I found the time to throw together a quick stir fry tonight mainly because I somehow managed to spend way over my budget on a simple dinner out last night.
Now for those of you going "ugh. Sweet and sour gizzards," I'd like to point out that not only is deep-frying the quintessential gizzard preparation, it is a traditional meat for sweet and sour dishes. And anyway, it's no more or less icky than any other chicken meat. It's just a different sort of muscle.

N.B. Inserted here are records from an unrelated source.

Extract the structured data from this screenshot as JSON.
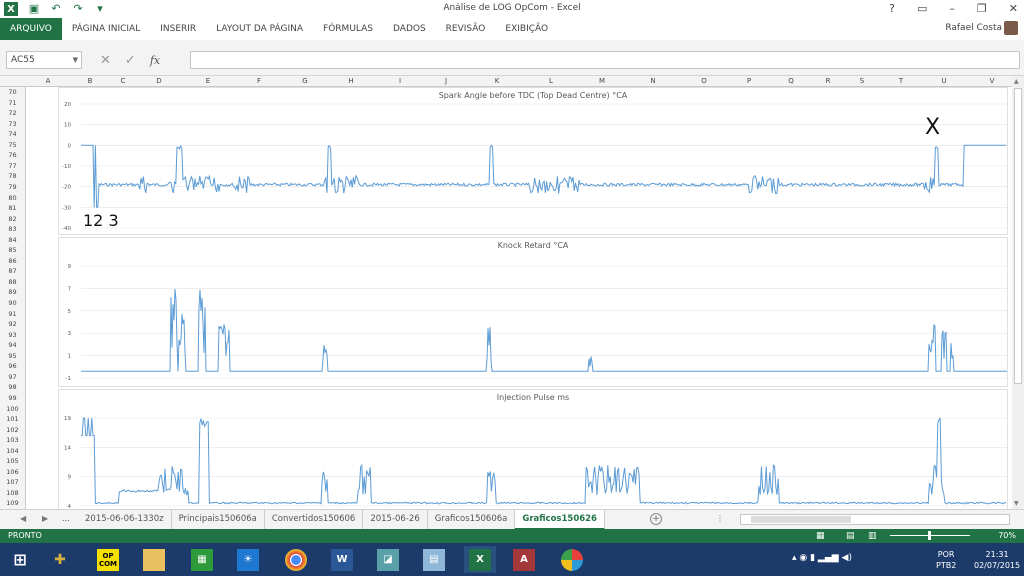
{
  "window": {
    "title": "Análise de LOG OpCom - Excel",
    "user": "Rafael Costa"
  },
  "ribbon_tabs": [
    "ARQUIVO",
    "PÁGINA INICIAL",
    "INSERIR",
    "LAYOUT DA PÁGINA",
    "FÓRMULAS",
    "DADOS",
    "REVISÃO",
    "EXIBIÇÃO"
  ],
  "formula_bar": {
    "name_box": "AC55",
    "fx_label": "fx",
    "formula": ""
  },
  "columns": [
    "A",
    "B",
    "C",
    "D",
    "E",
    "F",
    "G",
    "H",
    "I",
    "J",
    "K",
    "L",
    "M",
    "N",
    "O",
    "P",
    "Q",
    "R",
    "S",
    "T",
    "U",
    "V"
  ],
  "rows": [
    "70",
    "71",
    "72",
    "73",
    "74",
    "75",
    "76",
    "77",
    "78",
    "79",
    "80",
    "81",
    "82",
    "83",
    "84",
    "85",
    "86",
    "87",
    "88",
    "89",
    "90",
    "91",
    "92",
    "93",
    "94",
    "95",
    "96",
    "97",
    "98",
    "99",
    "100",
    "101",
    "102",
    "103",
    "104",
    "105",
    "106",
    "107",
    "108",
    "109"
  ],
  "charts": [
    {
      "title": "Spark Angle before TDC (Top Dead Centre) °CA",
      "yticks": [
        "20",
        "10",
        "0",
        "-10",
        "-20",
        "-30",
        "-40"
      ]
    },
    {
      "title": "Knock Retard °CA",
      "yticks": [
        "9",
        "7",
        "5",
        "3",
        "1",
        "-1"
      ]
    },
    {
      "title": "Injection Pulse ms",
      "yticks": [
        "19",
        "14",
        "9",
        "4"
      ]
    }
  ],
  "annotations": {
    "chart1_left": "12 3",
    "chart1_right": "X"
  },
  "sheet_tabs": {
    "ellipsis": "...",
    "items": [
      "2015-06-06-1330z",
      "Principais150606a",
      "Convertidos150606",
      "2015-06-26",
      "Graficos150606a",
      "Graficos150626"
    ],
    "active": "Graficos150626"
  },
  "status": {
    "text": "PRONTO",
    "zoom": "70%"
  },
  "taskbar": {
    "lang": "POR",
    "kbd": "PTB2",
    "time": "21:31",
    "date": "02/07/2015",
    "opcom_label": "OP COM"
  },
  "colors": {
    "excel_green": "#217346",
    "series": "#5b9bd5",
    "taskbar": "#1c3b6a"
  }
}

While the stir fry was quick, it was actually little complicated. Sweet and sour dishes are generally made in three parts.
1. Deep fried protein.
In this case the gizzards and shrimp. I tossed both in a Tablespoon of cornstarch, two Tablespoons of soy sauce and a bit of salt. If I had more time I would have preferred a more substantial batter, but this was fine. There was a particularly nice effect on the shrimp as the batter got caught in the legs and shell and crisped up.
2. Stir fried vegetables.
I used the leftover heart of the mei qing choy (which was still in great shape after all this time. I'll have to remember to keep a head around in the future), a tomato from a couple weeks ago (just on the verge of going off), the bottom of the stalk of a spring onion from this week, a pepper of some sort that I had around and some canned sliced water chestnuts. I didn't bother to clean out the wok after emptying out the deep frying oil so the stir fry ended up a bit gritty, but it was tasty grit so I don't really mind. When the vegetables were nearly done, I threw the protein in to get them warmed back up and everything mixed up.
3. Simmered sauce.
The sauce was 1/2 cup sugar, 1/2 cup white vinegar, 3/8 cup water heated in the microwave to dissolve the sugar along with a handful of pineapple chunks from the freezer. I boiled that for about a minute and then added a mixture of 1/2 Tablespoon cornstarch, 1/2 Tablespoon soy sauce, a few shots of hot sauce and a 1/4 cup water. Once it came back to a boil it thickened up and everything was done (except for the rice I forgot to make).
Easy and mighty tasty, but man did I make a mess of the kitchen.